During the time at Kongsvold, they got to know an architect who has played a key role in developing Norwegian wood architecture. He was due to take on the design of the log house for Nyhus at a later date. And as if that weren’t enough, in the same period another special guest arrived in the mountain lodge in Oppdal.
– She told us that her husband worked as a researcher at Byggforsk. As luck would have it, he had been working on developing a new type of timber knot, he says.
It wasn’t long before the plans were in place: By using a special type of laminated timber, Nyhus was able to build a log house the old- fashioned way. But with modern stability.
– An important criterion all the way has been that we should have a house that would last for a long time. A house that lasted without the need for us to put a lot of effort into maintaining it.
And for two people who are passionate about both durability and preservation, there was never any doubt about what kind of material to use on the roof of the new but old timber house.
– It had to be slate, of course. It’s a material that has been used here at Oppdal for a long time, and it is both a local and a resistant product. We could have gone for grass, but slate is everlasting, he says.
And of course, the couple care about the look of it. Slate was thus a natural consequence of the whole.
– This is of course a house that is modern, while also building on old traditions. In tis context, the slate also binds the past and present together, and in many ways becomes the crowning glory.
For Nyhus, the slate roof is stable, safe and good. But that doesn’t mean it’s dull – far from it. They see the light-coloured Oppdal slate glittering in different shades.

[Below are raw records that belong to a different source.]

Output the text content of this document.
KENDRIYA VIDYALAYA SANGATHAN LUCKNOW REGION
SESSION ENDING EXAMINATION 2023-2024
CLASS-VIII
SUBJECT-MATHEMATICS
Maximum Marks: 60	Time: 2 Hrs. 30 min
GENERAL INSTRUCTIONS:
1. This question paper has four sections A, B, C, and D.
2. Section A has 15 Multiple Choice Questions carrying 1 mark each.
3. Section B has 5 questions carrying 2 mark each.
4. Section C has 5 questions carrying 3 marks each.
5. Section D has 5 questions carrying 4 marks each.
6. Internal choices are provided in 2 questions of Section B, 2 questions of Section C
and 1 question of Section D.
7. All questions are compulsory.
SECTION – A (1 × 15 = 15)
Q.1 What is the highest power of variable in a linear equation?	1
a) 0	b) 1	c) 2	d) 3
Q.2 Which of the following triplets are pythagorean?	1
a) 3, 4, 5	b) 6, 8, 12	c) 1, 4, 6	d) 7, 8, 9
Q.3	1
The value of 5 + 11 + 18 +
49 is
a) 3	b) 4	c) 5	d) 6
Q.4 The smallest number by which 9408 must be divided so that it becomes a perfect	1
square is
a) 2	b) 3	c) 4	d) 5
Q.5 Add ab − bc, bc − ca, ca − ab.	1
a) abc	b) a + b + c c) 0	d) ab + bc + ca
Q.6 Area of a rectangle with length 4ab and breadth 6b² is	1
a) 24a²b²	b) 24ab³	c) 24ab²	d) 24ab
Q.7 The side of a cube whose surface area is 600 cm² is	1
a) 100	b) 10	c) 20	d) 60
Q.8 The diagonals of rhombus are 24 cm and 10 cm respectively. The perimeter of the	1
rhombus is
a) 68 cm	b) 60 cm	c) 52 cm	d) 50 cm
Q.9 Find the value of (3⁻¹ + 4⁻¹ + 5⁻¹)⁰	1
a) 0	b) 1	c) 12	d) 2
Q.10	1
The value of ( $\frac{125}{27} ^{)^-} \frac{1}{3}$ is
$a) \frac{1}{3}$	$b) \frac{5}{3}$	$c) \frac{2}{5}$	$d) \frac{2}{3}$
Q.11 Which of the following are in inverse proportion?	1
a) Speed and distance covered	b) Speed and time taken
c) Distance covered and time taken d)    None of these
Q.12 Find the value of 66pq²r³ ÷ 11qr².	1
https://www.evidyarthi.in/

– It’s amazing when the roof is covered in a bit of snow. The play between slate and snow is striking. Slate also changes in the light, where light and shade play with the slate, giving it a vibrant look, says Nyhus.
Even the miniature cabin next to the house has been given a slate roof. To keep the look consistent, of course.
– And then we like things to be as maintenance-free as possible. So far, the slate has stayed firmly in place, and will continue to do so forever.
But when you have more than a passing interest in craft traditions, it’s not just the material that counts. For Nyhus, it was also important that the slate was laid properly.
– Slate is a material that requires a little planning and accuracy. My first tip is to use local quality slate, and then you should let skilled craftsmen do the actual installation.
Another tip from the Nyhus couple is to think about the surroundings – not just what suits only the house.
– This is where slate is so brilliant, because it’s so versatile. Even though you need to lay it properly, you can stioll be creative in how you lay it. If you drive down Gudbrandsdalen, for example, you’ll see all sorts of different types and variations on the roofs there. It’s a beautiful sight.
– For me, the slate roof is stable, safe and good. But that doesn’t mean it’s dull – far from it. It’s amazing when the roof is covered in a bit of snow. The play between slate and snow is striking. Slate also changes in the light, where light and shade play with the slate, giving it a vibrant look.